Bardzo szybko pojawiła się oferta odkupienia przez miasto spornego terenu – właściciele chcieli otrzymać milion złotych. Władze miejskie Tarnowa odmówiły, twierdząc, iż to miasto jest właścicielem, po czym skierowano sprawę o ustalenie własności do Sądu Rejonowego w Tarnowie, pozywając Klaudię i Pawła Sanguszków.
W sądzie sprawa utknęła: w roku 2010 zawieszono postępowanie, a Urząd Wojewódzki w Krakowie został zobowiązany do ustalenia czy sporne grunty wchodziły w skład nieruchomości ziemskiej, o której mówi dekret PKWN. Chodziło to, że nawet gdyby uznać, iż wspomniana darowizna R. Sanguszki nie była skuteczna, to na mocy reformy rolnej zrealizowanej na podstawie dekretu PKWN właścicielem stał się Skarb Państwa.

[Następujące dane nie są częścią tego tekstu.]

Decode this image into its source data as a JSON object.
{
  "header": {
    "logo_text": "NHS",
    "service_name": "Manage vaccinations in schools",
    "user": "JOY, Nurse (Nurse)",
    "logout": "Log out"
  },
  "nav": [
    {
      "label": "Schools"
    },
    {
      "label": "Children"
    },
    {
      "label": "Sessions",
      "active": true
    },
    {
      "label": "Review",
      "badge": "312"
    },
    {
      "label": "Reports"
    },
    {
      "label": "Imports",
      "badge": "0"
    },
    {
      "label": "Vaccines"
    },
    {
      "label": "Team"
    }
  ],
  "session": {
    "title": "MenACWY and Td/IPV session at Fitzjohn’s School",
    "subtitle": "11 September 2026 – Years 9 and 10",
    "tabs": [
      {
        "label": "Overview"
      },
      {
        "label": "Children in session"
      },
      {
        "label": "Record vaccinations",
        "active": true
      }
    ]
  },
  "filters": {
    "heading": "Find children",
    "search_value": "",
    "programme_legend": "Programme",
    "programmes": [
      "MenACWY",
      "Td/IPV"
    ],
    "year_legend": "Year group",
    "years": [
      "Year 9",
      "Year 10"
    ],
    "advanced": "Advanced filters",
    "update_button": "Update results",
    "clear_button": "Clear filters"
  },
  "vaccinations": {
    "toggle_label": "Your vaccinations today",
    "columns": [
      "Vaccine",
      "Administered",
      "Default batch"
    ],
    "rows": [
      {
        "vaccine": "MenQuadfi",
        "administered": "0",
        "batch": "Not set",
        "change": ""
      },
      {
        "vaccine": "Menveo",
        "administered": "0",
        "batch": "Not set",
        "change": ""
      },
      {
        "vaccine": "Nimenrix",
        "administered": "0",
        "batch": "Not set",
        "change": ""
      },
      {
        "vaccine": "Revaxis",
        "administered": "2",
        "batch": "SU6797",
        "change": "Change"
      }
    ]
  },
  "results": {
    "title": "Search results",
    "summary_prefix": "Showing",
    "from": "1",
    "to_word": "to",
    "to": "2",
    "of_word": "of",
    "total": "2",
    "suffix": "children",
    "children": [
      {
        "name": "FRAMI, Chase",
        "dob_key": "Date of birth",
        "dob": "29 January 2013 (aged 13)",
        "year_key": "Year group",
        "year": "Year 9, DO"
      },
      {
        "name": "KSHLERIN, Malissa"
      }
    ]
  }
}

Przez kilka lat nic się w tej materii nie działo, a wojewódzcy urzędnicy tłumaczyli, iż postępowanie trwa tak długo, bowiem muszą gromadzić archiwalną dokumentację, która odzwierciedli sytuację prawną nieruchomości w momencie przejęcia jej przez Skarb Państwa.
Miasto nie mogło na spornym terenie wykonywać żadnych działań, np. prac zabezpieczających ruiny zamku Tarnowskich, które coraz bardziej niszczały. Niektórzy miejscy radni lansowali tezę, iż należy poświęcić ów milion z budżetu i kupić teren, ale taka decyzja nie zapadła. Mecenas Grzegorz Szczerba, pełnomocnik miasta w postępowaniu, tłumaczył wówczas radnym, iż przeznaczenie publicznych środków na zakup terenów, które są przedmiotem ciągle toczącego się przed sądem sporu byłby przekroczeniem przez urzędników uprawnień. - Ktoś mógłby nam zarzucić działanie na szkodę interesu publicznego. Wyobrażam sobie, że w takiej sytuacji do działań przystąpiłaby od razu prokuratura, a może i CBA – mówił wówczas mediom.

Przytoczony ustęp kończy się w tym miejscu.